Lucy glanced at the control tower, the glass-enclosed top of it blazing like a lighthouse, and imagined the controller, the enemy sitting in front of a radar screen, staring at targets and beacon codes that represented real human beings in real aircraft, everybody doing the best they could to get where they were going safely, while he barked commands and insults. Piece of shit. She should confront him. She was going to confront someone.

“So, who towed my dolly out and turned it downwind?” she asked the first line crewman she saw inside the FBO.

“You sure?” He was a skinny, pimply kid in oversized insulated coveralls, marshalling wands in the pockets of his Dickies work coat. He wouldn’t look her in the eye.

“Am I sure?” she said, as if she hadn’t heard him right.

“You wanna ask my supervisor?”

“No, I don’t wanna ask your supervisor. This is the third time I’ve landed in a tailwind here in the past two weeks, F. J. Reed.” She read his name tag. “You know what that means? It means whoever’s towing my dolly out of the hangar orients it on the ramp with the tow bar pointed exactly the wrong way-directly downwind, so I land in a tailwind.”

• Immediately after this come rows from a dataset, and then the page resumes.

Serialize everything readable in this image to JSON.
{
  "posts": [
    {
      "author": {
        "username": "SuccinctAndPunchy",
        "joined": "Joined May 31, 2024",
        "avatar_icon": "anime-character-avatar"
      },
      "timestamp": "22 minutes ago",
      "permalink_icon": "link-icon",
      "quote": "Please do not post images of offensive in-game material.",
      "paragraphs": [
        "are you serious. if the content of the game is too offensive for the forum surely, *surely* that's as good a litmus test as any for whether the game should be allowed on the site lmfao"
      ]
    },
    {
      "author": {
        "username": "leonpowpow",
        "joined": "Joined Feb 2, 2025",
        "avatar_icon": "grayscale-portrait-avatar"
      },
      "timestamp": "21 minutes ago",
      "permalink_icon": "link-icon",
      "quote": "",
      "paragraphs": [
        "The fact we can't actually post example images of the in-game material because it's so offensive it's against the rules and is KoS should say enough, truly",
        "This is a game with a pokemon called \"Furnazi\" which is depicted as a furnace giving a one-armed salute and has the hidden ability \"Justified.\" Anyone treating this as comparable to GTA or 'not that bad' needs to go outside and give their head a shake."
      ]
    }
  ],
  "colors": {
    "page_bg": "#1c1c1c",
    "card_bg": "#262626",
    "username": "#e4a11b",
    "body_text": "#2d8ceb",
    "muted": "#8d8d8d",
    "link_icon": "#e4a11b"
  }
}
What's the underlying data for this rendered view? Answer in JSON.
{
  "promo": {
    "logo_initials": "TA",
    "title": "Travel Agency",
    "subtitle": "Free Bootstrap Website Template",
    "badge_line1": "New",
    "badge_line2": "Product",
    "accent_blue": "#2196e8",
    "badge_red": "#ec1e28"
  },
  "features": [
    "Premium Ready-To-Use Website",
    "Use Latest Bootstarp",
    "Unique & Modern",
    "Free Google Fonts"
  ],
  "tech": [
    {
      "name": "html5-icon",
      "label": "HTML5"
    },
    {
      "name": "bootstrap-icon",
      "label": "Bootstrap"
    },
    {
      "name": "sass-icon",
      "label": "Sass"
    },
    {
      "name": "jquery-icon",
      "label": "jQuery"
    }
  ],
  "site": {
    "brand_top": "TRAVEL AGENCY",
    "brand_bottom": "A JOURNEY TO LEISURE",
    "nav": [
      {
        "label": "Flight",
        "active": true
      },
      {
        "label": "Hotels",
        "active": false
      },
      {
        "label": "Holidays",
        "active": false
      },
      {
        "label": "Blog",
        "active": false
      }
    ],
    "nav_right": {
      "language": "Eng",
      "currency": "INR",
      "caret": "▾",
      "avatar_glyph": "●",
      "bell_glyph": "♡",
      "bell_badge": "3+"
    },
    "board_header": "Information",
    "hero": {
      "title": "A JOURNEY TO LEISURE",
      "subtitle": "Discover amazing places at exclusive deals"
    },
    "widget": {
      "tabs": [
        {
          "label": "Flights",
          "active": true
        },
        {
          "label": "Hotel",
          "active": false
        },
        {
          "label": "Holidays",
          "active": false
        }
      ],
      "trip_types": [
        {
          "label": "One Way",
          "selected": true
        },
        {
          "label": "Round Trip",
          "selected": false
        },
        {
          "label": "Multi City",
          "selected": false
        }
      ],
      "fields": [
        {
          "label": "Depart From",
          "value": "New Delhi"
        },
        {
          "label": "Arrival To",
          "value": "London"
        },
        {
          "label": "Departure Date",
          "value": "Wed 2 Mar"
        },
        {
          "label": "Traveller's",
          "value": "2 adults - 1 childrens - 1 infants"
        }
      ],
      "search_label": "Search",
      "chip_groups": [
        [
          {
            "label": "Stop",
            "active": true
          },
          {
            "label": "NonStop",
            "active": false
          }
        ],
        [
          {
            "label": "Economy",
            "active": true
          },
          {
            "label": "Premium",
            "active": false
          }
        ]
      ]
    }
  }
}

“Not me. I would never orientate something downwind.”

“There’s no tate.”

“Huh?”

“Orient. As in the Far East,” Lucy said. “You know anything about aerodynamics, F. J. Reed? Airplanes, and that includes helicopters, land and take off into the wind, not with the wind on their ass. Crosswinds suck, too. Why? Because wind speed equals airspeed minus ground speed, and the direction of the wind changes the flight trajectory, fucks with the angle of attack. When you’re not into the wind on takeoff, it’s harder to reach translational lift. When you’re landing, you can settle with power, fucking crash. Who’s the controller I was talking to? You know the guys in the tower, right, F. J. Reed?”

“I donno anybody in the tower really.”

“Really?”

“Yes, ma’am. You’re the black chopper with the FLIR and the NightSun. Sort of looks like Homeland Security. But I’d know if you were. We know who comes in and out of here.”

Lucy was sure of it. He was the moron who had towed her dolly out and deliberately turned it downwind because the jerk in the control tower had instructed him or at the very least encouraged him to pick on her, to make a fool of her, to humiliate and belittle her.